In bread-making, sugar helps to hold onto water molecules, preventing the bread from drying out too quickly and extending its shelf life. This can result in a softer and more tender crumb, particularly in whole wheat bread, which tends to be denser and drier than bread made with refined white flour.
Oil
Oil helps to tenderize the crumb of the bread, making it softer and more palatable. It also helps to improve the texture of the bread by lubricating the gluten strands and preventing them from sticking together too tightly. This results in a lighter and airier crumb, with a more open and uniform structure. Oil applied to the surface of the dough before baking can help to soften the crust of the bread, resulting in a more tender and chewy texture.
EQUIPMENTS USED FOR MAKING 100% WHOLEWHEAT BREAD
The kind of equipment you use can hugely impact the final product. So, make sure to always use the best of the equipment that is available.
Measuring Cups and Measuring Spoons. are an integral part of any baker’s kitchen and it’s very important to measure ingredients with precision.
I used a whisk and a wooden spoon to combine all the ingredients. This equipment are basics and you can find them at any shop near you. They come in handy in so many recipes.
I used an Alda loaf pan to make this 100% Wholewheat Bread.
Finally, I baked 100% wholewheat bread in my Borosil 60L oven.
OTHER RELATED RECIPES FROM THE BLOG
TIPS TO MAKE 100% WHOLEWHEAT BREAD
- You can make this recipe with completely all-purpose flour as well. Although, the amount of liquid will be used less with refined flour.
- Whole wheat flour tends to absorb more liquid than white flour. Make sure to hydrate the flour properly by adding enough water or other liquids to the dough. This will prevent the bread from being too dry and dense.
- Proper kneading is essential for developing the gluten in the dough, which gives the bread its structure and texture. Knead the dough until it is smooth and elastic, which may take longer than with white flour dough.

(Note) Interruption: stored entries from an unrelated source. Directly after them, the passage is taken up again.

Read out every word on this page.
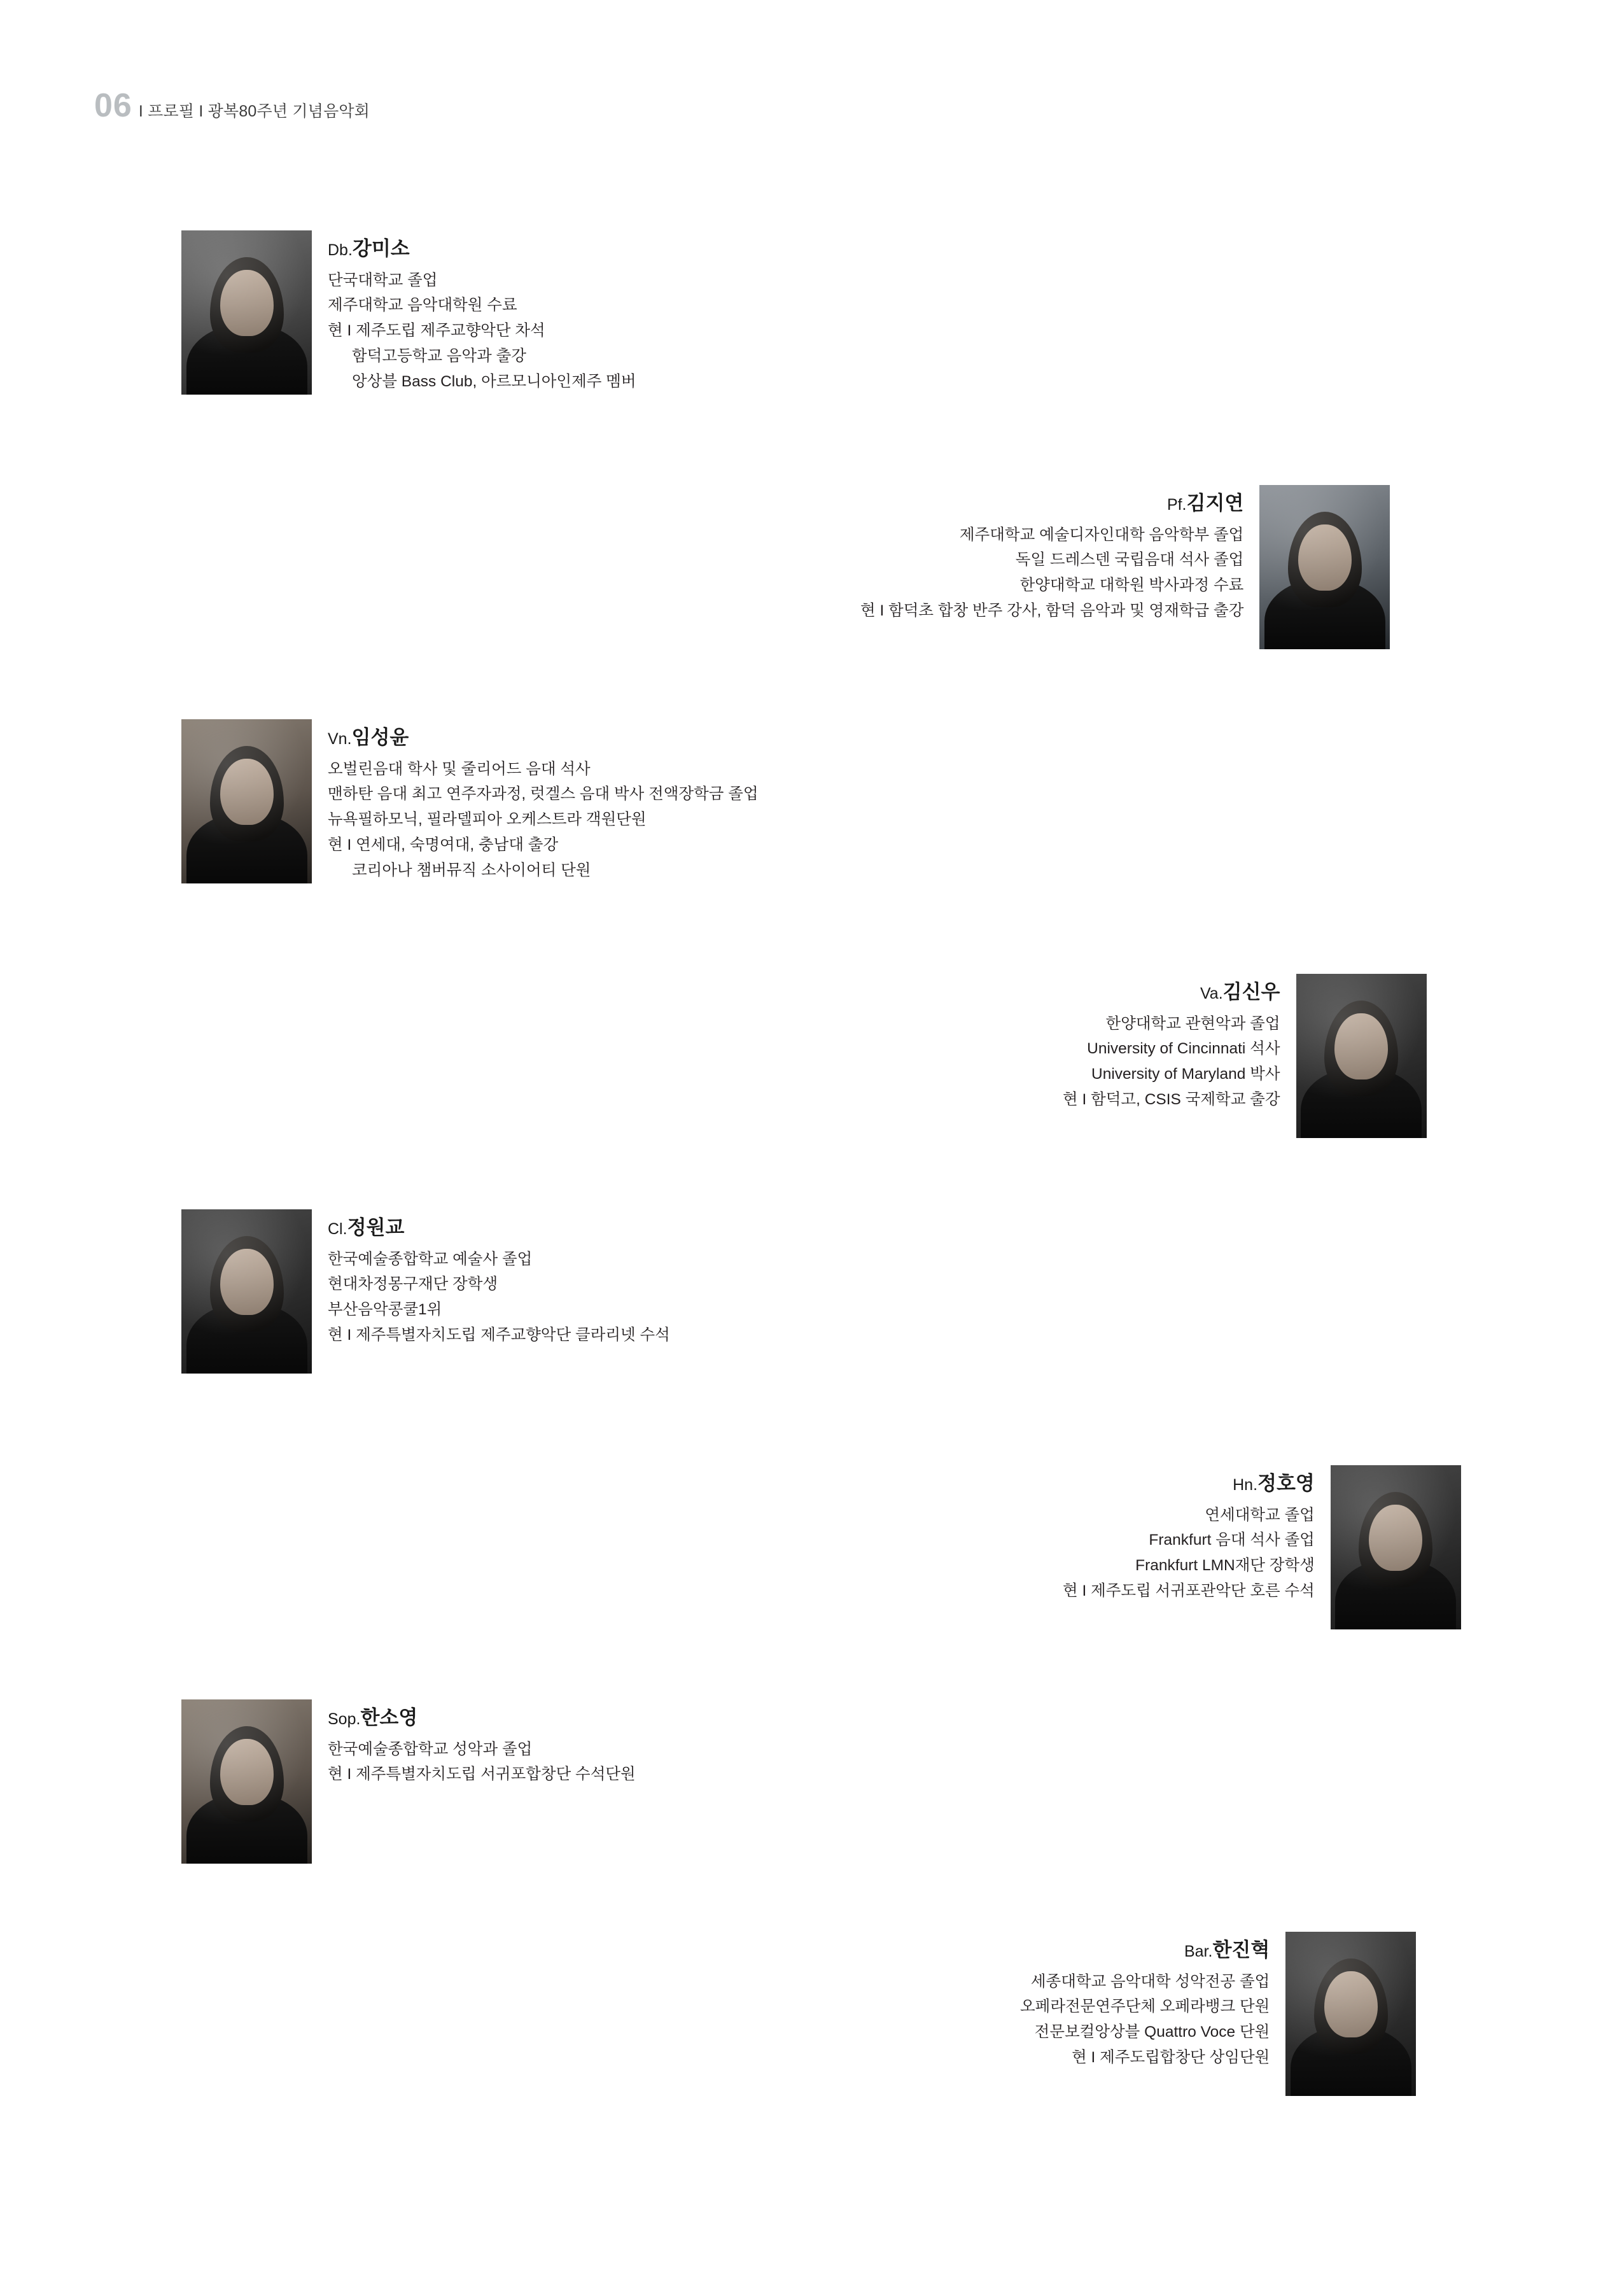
06 I 프로필 I 광복80주년 기념음악회
Db.강미소
단국대학교 졸업
제주대학교 음악대학원 수료
현 I 제주도립 제주교향악단 차석
함덕고등학교 음악과 출강
앙상블 Bass Club, 아르모니아인제주 멤버
Pf.김지연
제주대학교 예술디자인대학 음악학부 졸업
독일 드레스덴 국립음대 석사 졸업
한양대학교 대학원 박사과정 수료
현 I 함덕초 합창 반주 강사, 함덕 음악과 및 영재학급 출강
Vn.임성윤
오벌린음대 학사 및 줄리어드 음대 석사
맨하탄 음대 최고 연주자과정, 럿겔스 음대 박사 전액장학금 졸업
뉴욕필하모닉, 필라델피아 오케스트라 객원단원
현 I 연세대, 숙명여대, 충남대 출강
코리아나 챔버뮤직 소사이어티 단원
Va.김신우
한양대학교 관현악과 졸업
University of Cincinnati 석사
University of Maryland 박사
현 I 함덕고, CSIS 국제학교 출강
Cl.정원교
한국예술종합학교 예술사 졸업
현대차정몽구재단 장학생
부산음악콩쿨1위
현 I 제주특별자치도립 제주교향악단 클라리넷 수석
Hn.정호영
연세대학교 졸업
Frankfurt 음대 석사 졸업
Frankfurt LMN재단 장학생
현 I 제주도립 서귀포관악단 호른 수석
Sop.한소영
한국예술종합학교 성악과 졸업
현 I 제주특별자치도립 서귀포합창단 수석단원
Bar.한진혁
세종대학교 음악대학 성악전공 졸업
오페라전문연주단체 오페라뱅크 단원
전문보컬앙상블 Quattro Voce 단원
현 I 제주도립합창단 상임단원
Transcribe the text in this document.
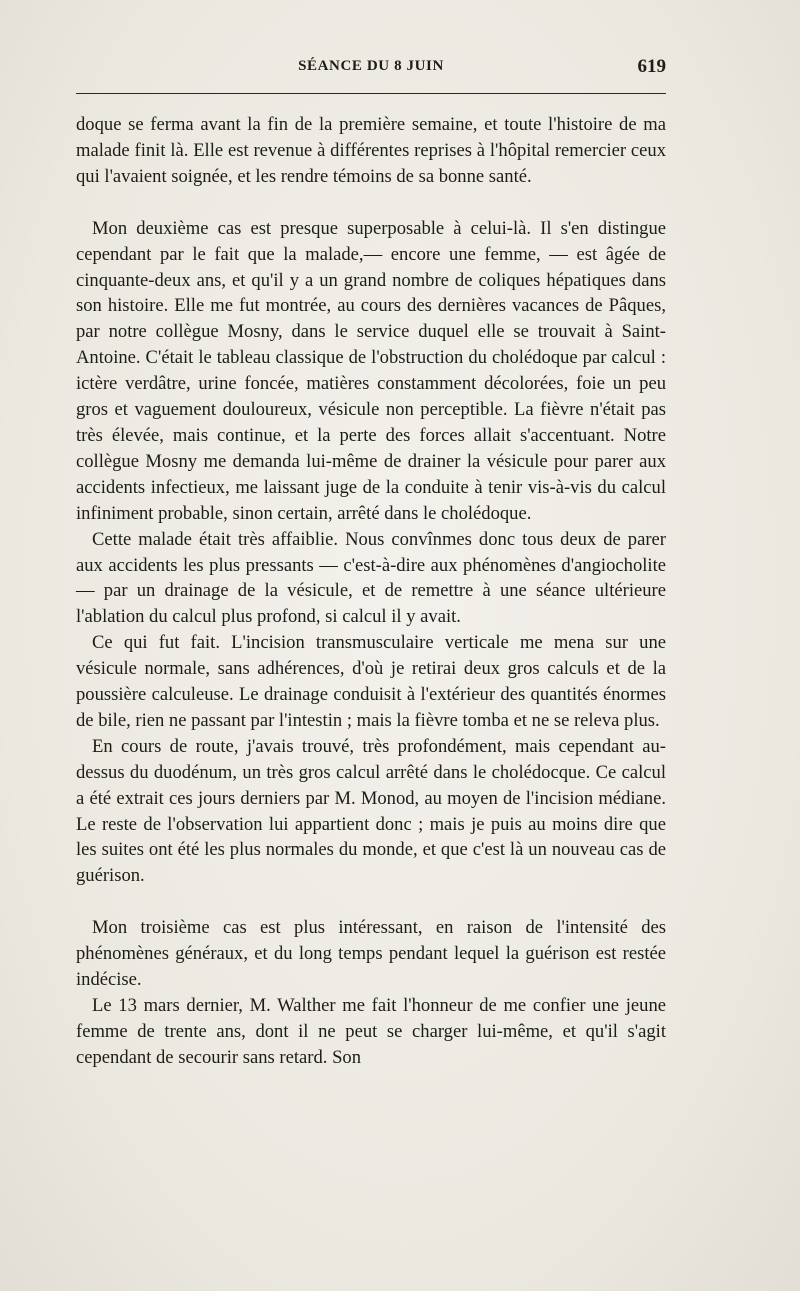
SÉANCE DU 8 JUIN	619

doque se ferma avant la fin de la première semaine, et toute l'histoire de ma malade finit là. Elle est revenue à différentes reprises à l'hôpital remercier ceux qui l'avaient soignée, et les rendre témoins de sa bonne santé.

Mon deuxième cas est presque superposable à celui-là. Il s'en distingue cependant par le fait que la malade,— encore une femme, — est âgée de cinquante-deux ans, et qu'il y a un grand nombre de coliques hépatiques dans son histoire. Elle me fut montrée, au cours des dernières vacances de Pâques, par notre collègue Mosny, dans le service duquel elle se trouvait à Saint-Antoine. C'était le tableau classique de l'obstruction du cholédoque par calcul : ictère verdâtre, urine foncée, matières constamment décolorées, foie un peu gros et vaguement douloureux, vésicule non perceptible. La fièvre n'était pas très élevée, mais continue, et la perte des forces allait s'accentuant. Notre collègue Mosny me demanda lui-même de drainer la vésicule pour parer aux accidents infectieux, me laissant juge de la conduite à tenir vis-à-vis du calcul infiniment probable, sinon certain, arrêté dans le cholédoque.

Cette malade était très affaiblie. Nous convînmes donc tous deux de parer aux accidents les plus pressants — c'est-à-dire aux phénomènes d'angiocholite — par un drainage de la vésicule, et de remettre à une séance ultérieure l'ablation du calcul plus profond, si calcul il y avait.

Ce qui fut fait. L'incision transmusculaire verticale me mena sur une vésicule normale, sans adhérences, d'où je retirai deux gros calculs et de la poussière calculeuse. Le drainage conduisit à l'extérieur des quantités énormes de bile, rien ne passant par l'intestin ; mais la fièvre tomba et ne se releva plus.

En cours de route, j'avais trouvé, très profondément, mais cependant au-dessus du duodénum, un très gros calcul arrêté dans le cholédocque. Ce calcul a été extrait ces jours derniers par M. Monod, au moyen de l'incision médiane. Le reste de l'observation lui appartient donc ; mais je puis au moins dire que les suites ont été les plus normales du monde, et que c'est là un nouveau cas de guérison.

Mon troisième cas est plus intéressant, en raison de l'intensité des phénomènes généraux, et du long temps pendant lequel la guérison est restée indécise.

Le 13 mars dernier, M. Walther me fait l'honneur de me confier une jeune femme de trente ans, dont il ne peut se charger lui-même, et qu'il s'agit cependant de secourir sans retard. Son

- Whole wheat bread can brown quickly due to the natural sugars in the flour. To prevent over-browning, bake the bread at a slightly lower temperature than you would for white bread, and cover it loosely with foil if it starts to darken too much.
- Use an instant-read thermometer to ensure that the internal temperature of the bread reaches around 190-200°F (88-93°C) before removing it from the oven.
- Allow the bread to cool completely on a wire rack before slicing. Cutting into warm bread can cause it to become gummy and lose its structure.
- 3 cups wholewheat flour
- 2 tbsp sugar
- 2 tsp instant yeast
- 2 tbsp milk powder
- ⅛ tsp salt
- 1 cup water
- ¼ cup milk
- 2 tbsp oil
- Milk, for brushing
- Mixed seeds, for top
- Add flour, sugar, yeast, milk powder and salt in a large bowl and give it a quick whisk.
- Now, add in the water, milk and oil and mix again using a wooden spoon or your hands to form a rough dough.
- Knead it in a clean, floured surface or in a stand mixer for 10-15 mins till the dough formed is smooth and non-sticky. Feel free to add one or two tablespoon of water if the dough is too tight. Or, add more flour if the dough is too sticky. Check for window pane for doneness.
- Once the dough is formed, transfer it in a large bowl greased with oil. Cover the bowl with a cloth and let it proof for 1 hour or till doubled in volume.
- Knock down the dough after the first proofing and knead again for 2 mins.
- Roll out the dough into a rough rectangle of ½ inch thickness. Then, starting from one shorter end, roll in the dough to form a log. Make sure the pinch and lock the dough after every turn.
- Transfer this log in a greased 8X4 inch loaf pan and cover again for second proofing. Let it proof for another 45 mins or till doubled in volume.
- Meanwhile, preheat the oven at 190 degrees Celsius.
- Once the dough has risen, brush some milk on top and sprinkle mixed seeds over it.
- Bake for 15-20 mins or till the top is golden-brown.